New York City Mayor Michael Bloomberg’s speech at the Gracie Mansion iftar brought tears to my eyes:
A few quotes worth highlighting:
Islam did not attack the World Trade Center. Al-Qaeda did. To implicate all Islam for the actions of a few who twisted a great religion is unfair and un-American. Today, we are not at war with Islam. We are at war with Al-Qaeda and other extremists who hate freedom.
Freedom and tolerance will always defeat tyranny and terrorism. And that’s the great lesson of the 20th century, and we must not abandon it here in the 21st.
This is a test of our commitment to American values, and we have to have the courage of our convictions. We must do what is right, not what is easy. We must put our faith in the freedoms that have sustained our great country for more than two hundred years.
There is nowhere in the five boroughs of New York City that is off-limit to any religion. And by affirming that basic idea, we will honor America’s values, and we will keep New York the most open, diverse, tolerant, and free city in the world.
This weekend is the anniversary of Martin Luther King, Jr.’s “I Have a Dream” speech at the August 28, 1963 March on Washington for Jobs and Freedom. Mayor Bloomberg’s remarks are in the best tradition of spiritually compassionate calls for tolerance, equality, and civil liberties which Dr. King epitomized in 1963. This is an American rhetorical and ideological tradition stretching back through the abolitionists, through Jefferson, and across the continent, though there is an argument to be made that it is New York City which best represents this spirit of freedom and inclusion:
Not like the brazen giant of Greek fame,
With conquering limbs astride from land to land;
Here at our sea-washed, sunset gates shall stand
A mighty woman with a torch, whose flame
Is the imprisoned lightning, and her name
Mother of Exiles. From her beacon-hand
Glows world-wide welcome; her mild eyes command
The air-bridged harbor that twin cities frame.

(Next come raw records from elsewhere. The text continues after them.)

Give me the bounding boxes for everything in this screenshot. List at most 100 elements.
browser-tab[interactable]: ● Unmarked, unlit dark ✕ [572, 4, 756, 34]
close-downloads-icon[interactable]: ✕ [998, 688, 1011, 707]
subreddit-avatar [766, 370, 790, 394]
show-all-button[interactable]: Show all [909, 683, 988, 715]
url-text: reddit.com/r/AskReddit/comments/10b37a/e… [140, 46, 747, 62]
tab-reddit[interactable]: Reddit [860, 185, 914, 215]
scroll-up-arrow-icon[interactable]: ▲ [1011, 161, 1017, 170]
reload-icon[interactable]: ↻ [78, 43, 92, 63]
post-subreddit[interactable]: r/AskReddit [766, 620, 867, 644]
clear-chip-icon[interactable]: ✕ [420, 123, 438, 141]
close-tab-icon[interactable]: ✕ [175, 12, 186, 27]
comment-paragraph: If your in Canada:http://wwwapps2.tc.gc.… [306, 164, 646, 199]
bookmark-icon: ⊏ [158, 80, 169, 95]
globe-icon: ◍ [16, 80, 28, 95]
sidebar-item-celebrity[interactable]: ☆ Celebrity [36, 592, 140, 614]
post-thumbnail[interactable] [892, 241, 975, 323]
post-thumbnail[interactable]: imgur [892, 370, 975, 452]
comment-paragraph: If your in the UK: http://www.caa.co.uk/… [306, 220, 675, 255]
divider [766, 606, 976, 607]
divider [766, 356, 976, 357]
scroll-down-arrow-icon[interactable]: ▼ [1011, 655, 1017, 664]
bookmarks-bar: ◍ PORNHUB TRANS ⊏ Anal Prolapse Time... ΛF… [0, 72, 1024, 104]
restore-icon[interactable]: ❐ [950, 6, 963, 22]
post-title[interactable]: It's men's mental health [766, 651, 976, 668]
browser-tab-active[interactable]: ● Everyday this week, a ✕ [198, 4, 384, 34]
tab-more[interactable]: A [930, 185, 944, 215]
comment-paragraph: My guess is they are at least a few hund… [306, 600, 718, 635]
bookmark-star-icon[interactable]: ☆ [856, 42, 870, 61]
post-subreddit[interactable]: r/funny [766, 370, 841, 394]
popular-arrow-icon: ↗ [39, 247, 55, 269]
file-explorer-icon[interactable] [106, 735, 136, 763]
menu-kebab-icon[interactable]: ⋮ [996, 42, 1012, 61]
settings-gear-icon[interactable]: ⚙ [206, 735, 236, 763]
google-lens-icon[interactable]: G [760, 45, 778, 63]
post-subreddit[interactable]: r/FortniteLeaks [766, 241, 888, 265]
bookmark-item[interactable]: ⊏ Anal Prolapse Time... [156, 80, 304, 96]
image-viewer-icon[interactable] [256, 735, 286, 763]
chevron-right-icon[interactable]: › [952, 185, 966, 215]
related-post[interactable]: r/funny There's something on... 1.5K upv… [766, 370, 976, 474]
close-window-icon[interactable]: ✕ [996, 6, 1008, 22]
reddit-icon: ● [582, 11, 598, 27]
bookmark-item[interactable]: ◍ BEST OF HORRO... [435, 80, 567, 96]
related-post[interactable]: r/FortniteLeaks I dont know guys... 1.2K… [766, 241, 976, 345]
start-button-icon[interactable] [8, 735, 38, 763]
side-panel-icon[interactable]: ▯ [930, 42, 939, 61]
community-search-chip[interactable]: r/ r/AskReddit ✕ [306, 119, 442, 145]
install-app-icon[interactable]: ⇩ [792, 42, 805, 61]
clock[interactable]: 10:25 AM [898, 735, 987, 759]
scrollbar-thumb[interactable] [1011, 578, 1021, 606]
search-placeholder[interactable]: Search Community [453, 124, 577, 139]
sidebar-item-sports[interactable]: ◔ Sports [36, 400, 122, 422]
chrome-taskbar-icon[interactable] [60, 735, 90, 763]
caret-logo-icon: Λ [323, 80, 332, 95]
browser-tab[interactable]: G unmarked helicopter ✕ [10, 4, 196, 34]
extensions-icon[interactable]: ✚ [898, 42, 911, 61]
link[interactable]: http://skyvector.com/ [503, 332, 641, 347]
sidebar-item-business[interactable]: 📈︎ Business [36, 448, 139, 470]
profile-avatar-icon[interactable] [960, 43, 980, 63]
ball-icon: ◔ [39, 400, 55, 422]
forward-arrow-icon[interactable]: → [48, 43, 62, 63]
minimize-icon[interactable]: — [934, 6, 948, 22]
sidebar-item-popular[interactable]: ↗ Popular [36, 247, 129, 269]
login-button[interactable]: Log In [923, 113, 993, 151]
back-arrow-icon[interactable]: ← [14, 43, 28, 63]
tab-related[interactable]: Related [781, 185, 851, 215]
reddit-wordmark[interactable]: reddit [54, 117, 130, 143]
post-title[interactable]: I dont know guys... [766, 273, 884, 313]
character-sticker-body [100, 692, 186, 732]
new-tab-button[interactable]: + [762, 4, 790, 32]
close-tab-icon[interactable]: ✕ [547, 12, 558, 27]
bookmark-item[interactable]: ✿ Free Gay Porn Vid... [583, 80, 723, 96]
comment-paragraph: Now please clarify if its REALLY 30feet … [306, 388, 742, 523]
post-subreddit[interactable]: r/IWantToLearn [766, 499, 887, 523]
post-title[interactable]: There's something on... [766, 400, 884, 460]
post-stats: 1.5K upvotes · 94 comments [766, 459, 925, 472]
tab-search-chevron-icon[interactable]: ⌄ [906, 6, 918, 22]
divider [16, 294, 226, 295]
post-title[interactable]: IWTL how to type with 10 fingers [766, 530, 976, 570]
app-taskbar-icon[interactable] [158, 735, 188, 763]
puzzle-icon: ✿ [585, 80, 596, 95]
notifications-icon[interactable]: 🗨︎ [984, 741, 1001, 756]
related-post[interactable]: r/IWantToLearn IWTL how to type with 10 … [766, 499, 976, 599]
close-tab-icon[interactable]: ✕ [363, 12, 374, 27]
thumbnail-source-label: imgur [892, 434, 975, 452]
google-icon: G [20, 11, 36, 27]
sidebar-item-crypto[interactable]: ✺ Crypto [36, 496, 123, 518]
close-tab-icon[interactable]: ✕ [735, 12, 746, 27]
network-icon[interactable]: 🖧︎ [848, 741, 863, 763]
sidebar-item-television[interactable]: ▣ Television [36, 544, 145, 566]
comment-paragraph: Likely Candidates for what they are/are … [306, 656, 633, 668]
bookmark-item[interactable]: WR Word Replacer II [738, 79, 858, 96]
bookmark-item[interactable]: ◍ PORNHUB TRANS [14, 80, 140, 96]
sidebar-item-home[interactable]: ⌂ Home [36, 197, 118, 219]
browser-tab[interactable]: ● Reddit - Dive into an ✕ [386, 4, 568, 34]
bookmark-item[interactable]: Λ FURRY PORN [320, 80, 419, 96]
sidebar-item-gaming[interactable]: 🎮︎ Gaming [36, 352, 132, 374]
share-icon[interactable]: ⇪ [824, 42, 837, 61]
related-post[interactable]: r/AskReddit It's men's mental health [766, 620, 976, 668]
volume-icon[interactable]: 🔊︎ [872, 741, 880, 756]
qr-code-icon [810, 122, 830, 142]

“Keep ancient lands, your storied pomp!” cries she
With silent lips. “Give me your tired, your poor,
Your huddled masses yearning to breathe free,
The wretched refuse of your teeming shore.
Send these, the homeless, tempest-tost to me,
I lift my lamp beside the golden door!”
I have devoted a lot of Facebook time these past couple weeks to promoting the voices of American freedom and acceptance which seek to put right the voices of misunderstanding which misguidedly believe that lower Manhattan is not the place for a Muslim community center. But you don’t have to be a politician whose words make it into a newspaper or onto YouTube to dispel intolerance—all you need to do is to remember that, from some vantage points in lower Manhattan—perhaps the top of the new Freedom Tower will be one of them—you can see the Statue of Liberty.